Несколько дней спустя, проходя той дорогой, я хотел возобновить свое волнение; но о чудо! лошади не было. Купил ли ее кто-то более достойный, чем я? — отбуксировал ли ее в гавань, где она хотела бы быть? Вероятнее, она была просто сослана в какой-то мрачный уголок магазина... Я надеюсь, у нее есть место, чтобы качаться там.

ПАТЕТИЧЕСКАЯ МИСТИФИКАЦИЯ

Лорд Розбери однажды раздражил прессу, заявив, что его идеальная газета — та, которая должна давать свои новости без комментариев. Несомненно, он думал об общественном благе. И все же призыв к отсутствию комментариев мог бы быть сделан с равной силой от имени самих комментаторов. Занятия, которые вредны для лиц, занятых в них, не должны поощряться. Написание «передовиц» и «заметок» — одно из таких занятий. Практика этого, больше, чем любого другого, зависит от лицемерия, худшего из пороков, и поощряет его. В некотором смысле, любой вид письма лицемерен. Это должно быть сделано с видом энтузиазма, хотя никто еще никогда не наслаждался актом письма. Даже человек со специфическим даром к письму, с многим, что нужно выразить, с полной свободой в выборе предмета и манеры выражения, с неограниченным досугом, не пишет с настоящим энтузиазмом. Но в нем притворство оправдано: он наслаждался обдумыванием своего предмета, он будет наслаждаться своей работой, когда она будет сделана. Совсем другое дело — притворство того, кто пишет на максимальной скорости, на заданную тему, то, что он думает, редактор думает, владелец думает, публика думает приятным. Если ему случится иметь талант к письму, его работа будет лишь более болезненной, а его лицемерие — большим. Шансы, однако, таковы, что талант уже был высосан из него журналистикой, этим вампиром. Ей, тоже, он лишился бы любого пыла, который мог иметь, любого знания, любой веселости. Как может он, измученный интерпретатор, иметь какое-либо мнение, чувствовать какой-либо энтузиазм? — без досуга, поддерживать свой ум в культивации? — быть бойким по заказу, в неземные часы в жужжащем офисе? По заказу! Да, бойкость там обязательна; как и весомость, и пыл, и эрудиция. Он должен казаться изобилующим этими преимуществами, или другой человек займет его место. Он должен маскироваться любой ценой. Но маски делать нелегко; они требуют времени и заботы, которые он не может себе позволить. Поэтому он должен хватать готовые маски — скорее, снимать их с крючка. Он должен знать все кант-фразы, все кант-ссылки. Их очень, очень много, и, вероятно, трудно держать их все под рукой. Но, по крайней мере, нетрудно собрать их. Пройдитесь через «передовицы» и «заметки» в полдюжине ежедневных газет, и вы наберете целые стаи их.
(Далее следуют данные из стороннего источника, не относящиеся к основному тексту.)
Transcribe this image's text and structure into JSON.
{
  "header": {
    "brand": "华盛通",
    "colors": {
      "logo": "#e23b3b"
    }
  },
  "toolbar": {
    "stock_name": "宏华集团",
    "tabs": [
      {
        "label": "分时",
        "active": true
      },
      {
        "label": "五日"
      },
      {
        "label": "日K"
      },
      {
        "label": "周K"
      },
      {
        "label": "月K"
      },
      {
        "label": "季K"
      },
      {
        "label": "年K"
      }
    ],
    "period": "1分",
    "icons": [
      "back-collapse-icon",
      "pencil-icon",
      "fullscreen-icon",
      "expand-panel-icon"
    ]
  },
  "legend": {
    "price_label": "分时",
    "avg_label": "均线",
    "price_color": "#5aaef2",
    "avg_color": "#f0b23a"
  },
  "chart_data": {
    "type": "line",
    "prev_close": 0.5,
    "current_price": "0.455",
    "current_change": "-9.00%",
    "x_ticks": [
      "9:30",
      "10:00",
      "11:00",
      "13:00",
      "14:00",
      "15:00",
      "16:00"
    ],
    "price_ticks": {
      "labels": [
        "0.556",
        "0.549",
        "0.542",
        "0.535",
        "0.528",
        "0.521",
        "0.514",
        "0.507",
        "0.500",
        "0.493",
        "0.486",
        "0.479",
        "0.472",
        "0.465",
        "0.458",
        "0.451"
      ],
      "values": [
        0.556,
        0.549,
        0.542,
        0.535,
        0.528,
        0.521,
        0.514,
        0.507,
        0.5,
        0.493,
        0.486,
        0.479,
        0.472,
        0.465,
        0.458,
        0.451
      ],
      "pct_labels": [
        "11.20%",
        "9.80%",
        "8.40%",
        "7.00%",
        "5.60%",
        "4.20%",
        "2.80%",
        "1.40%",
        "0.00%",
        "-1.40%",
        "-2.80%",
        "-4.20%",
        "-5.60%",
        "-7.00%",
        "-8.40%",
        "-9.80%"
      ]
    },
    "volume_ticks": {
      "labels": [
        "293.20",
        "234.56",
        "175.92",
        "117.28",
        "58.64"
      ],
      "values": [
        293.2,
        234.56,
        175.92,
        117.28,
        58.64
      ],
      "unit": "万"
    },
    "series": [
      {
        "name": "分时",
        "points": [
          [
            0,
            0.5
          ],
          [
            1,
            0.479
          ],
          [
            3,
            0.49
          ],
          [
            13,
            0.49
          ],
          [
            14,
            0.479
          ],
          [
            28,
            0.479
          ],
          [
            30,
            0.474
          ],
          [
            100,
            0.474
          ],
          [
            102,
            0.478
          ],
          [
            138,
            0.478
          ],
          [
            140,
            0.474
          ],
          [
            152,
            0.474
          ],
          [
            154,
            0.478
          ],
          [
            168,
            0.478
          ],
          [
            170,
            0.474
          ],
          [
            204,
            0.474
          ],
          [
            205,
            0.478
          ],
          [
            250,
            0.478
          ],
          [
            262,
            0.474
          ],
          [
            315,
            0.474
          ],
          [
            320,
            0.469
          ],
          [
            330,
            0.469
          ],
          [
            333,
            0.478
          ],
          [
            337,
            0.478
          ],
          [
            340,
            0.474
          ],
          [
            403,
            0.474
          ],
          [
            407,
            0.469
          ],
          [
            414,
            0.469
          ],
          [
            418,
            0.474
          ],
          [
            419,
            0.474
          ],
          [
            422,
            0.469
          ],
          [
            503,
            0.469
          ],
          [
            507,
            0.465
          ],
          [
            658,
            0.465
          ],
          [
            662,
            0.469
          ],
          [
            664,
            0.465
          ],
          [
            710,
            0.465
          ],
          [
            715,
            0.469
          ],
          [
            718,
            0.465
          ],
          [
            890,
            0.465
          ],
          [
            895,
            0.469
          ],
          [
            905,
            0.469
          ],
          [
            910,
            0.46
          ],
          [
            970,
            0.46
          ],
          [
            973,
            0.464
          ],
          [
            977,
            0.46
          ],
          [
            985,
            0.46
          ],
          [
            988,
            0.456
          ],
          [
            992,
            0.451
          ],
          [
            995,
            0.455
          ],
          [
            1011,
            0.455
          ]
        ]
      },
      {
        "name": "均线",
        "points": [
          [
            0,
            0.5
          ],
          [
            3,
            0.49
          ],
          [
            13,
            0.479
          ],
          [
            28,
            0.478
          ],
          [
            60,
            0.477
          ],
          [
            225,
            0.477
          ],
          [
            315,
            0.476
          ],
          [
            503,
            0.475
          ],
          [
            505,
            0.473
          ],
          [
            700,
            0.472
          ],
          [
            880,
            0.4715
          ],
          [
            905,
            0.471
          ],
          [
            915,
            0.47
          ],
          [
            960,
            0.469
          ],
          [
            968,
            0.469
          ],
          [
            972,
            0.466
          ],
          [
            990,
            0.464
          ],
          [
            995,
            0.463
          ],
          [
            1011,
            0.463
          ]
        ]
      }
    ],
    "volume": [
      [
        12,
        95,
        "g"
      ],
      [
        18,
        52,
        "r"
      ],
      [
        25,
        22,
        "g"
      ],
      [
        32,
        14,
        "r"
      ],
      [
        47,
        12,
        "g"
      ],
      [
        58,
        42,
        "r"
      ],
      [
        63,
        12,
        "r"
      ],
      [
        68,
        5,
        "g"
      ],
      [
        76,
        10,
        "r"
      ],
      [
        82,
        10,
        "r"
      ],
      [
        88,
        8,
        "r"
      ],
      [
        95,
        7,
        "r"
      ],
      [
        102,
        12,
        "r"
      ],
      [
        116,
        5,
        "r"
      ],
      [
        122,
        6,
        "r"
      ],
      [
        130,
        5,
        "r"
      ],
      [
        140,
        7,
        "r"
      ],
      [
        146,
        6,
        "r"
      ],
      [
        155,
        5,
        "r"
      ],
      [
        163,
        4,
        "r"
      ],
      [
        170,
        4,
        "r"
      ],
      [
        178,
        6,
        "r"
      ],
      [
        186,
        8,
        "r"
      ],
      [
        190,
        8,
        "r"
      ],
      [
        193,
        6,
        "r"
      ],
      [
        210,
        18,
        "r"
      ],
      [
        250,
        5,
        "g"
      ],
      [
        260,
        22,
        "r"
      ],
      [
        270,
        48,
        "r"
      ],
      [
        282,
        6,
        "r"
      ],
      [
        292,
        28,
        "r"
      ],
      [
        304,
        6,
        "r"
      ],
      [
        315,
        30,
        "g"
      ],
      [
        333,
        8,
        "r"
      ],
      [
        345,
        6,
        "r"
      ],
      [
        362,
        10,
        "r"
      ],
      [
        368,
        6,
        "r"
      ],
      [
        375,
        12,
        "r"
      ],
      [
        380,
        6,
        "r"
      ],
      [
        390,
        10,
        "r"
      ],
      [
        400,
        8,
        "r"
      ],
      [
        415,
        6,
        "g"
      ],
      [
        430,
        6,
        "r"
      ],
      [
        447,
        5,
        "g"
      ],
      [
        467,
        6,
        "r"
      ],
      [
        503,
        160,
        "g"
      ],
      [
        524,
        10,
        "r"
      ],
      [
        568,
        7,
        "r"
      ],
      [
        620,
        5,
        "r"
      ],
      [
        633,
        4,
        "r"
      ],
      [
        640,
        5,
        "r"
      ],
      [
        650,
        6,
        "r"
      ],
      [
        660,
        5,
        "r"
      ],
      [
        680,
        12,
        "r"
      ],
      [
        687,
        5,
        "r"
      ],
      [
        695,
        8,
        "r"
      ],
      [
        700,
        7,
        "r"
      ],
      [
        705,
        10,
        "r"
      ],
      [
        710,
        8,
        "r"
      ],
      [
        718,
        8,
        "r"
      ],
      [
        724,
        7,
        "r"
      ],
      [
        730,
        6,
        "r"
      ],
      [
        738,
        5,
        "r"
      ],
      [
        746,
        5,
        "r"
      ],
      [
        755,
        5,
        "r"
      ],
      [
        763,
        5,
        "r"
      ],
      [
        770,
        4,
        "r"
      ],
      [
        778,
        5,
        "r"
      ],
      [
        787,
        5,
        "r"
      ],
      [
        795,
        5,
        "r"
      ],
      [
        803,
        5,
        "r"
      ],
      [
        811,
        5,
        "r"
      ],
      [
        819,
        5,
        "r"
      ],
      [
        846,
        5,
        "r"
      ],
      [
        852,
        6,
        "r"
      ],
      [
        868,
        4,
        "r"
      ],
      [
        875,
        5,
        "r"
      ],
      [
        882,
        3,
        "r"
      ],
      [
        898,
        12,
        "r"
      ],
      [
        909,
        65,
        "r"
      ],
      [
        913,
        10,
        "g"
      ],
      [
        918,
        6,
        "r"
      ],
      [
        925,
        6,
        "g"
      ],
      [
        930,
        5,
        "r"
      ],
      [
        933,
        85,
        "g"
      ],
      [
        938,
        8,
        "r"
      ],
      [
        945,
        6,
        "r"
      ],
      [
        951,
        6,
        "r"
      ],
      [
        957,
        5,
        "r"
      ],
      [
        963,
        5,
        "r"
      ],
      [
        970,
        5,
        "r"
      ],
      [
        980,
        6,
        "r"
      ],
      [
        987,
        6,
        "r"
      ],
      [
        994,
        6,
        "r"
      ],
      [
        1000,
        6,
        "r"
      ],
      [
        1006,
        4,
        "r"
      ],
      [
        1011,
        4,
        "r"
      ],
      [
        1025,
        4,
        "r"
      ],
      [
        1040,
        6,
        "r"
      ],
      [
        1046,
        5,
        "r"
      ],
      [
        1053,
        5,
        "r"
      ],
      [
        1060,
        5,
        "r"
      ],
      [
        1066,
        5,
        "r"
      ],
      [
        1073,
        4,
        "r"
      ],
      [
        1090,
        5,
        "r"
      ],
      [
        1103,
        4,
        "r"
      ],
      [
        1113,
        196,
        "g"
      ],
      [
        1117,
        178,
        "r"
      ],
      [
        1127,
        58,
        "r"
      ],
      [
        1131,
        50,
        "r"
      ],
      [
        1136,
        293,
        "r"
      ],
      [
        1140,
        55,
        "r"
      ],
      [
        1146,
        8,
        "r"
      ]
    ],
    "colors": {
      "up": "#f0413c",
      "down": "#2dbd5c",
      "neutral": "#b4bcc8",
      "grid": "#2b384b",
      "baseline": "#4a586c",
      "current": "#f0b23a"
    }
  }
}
Большинство утренних газет все еще уделяют много места старомодному виду «передовицы», в которой притворство заключается в весомости, а не в пыле, бойкости или эрудиции. Эффект весомости достигается просто ошеломляющей диспропорцией языка к смыслу. Самые длинные и самые эмфатические слова используются для самых простых и самых тривиальных утверждений, и они всегда так тщательно квалифицированы, чтобы оставить читателя с смутным впечатлением, что очень сложный вопрос, в котором он сам не может разобраться, был решен очень судебным и образцовым образом.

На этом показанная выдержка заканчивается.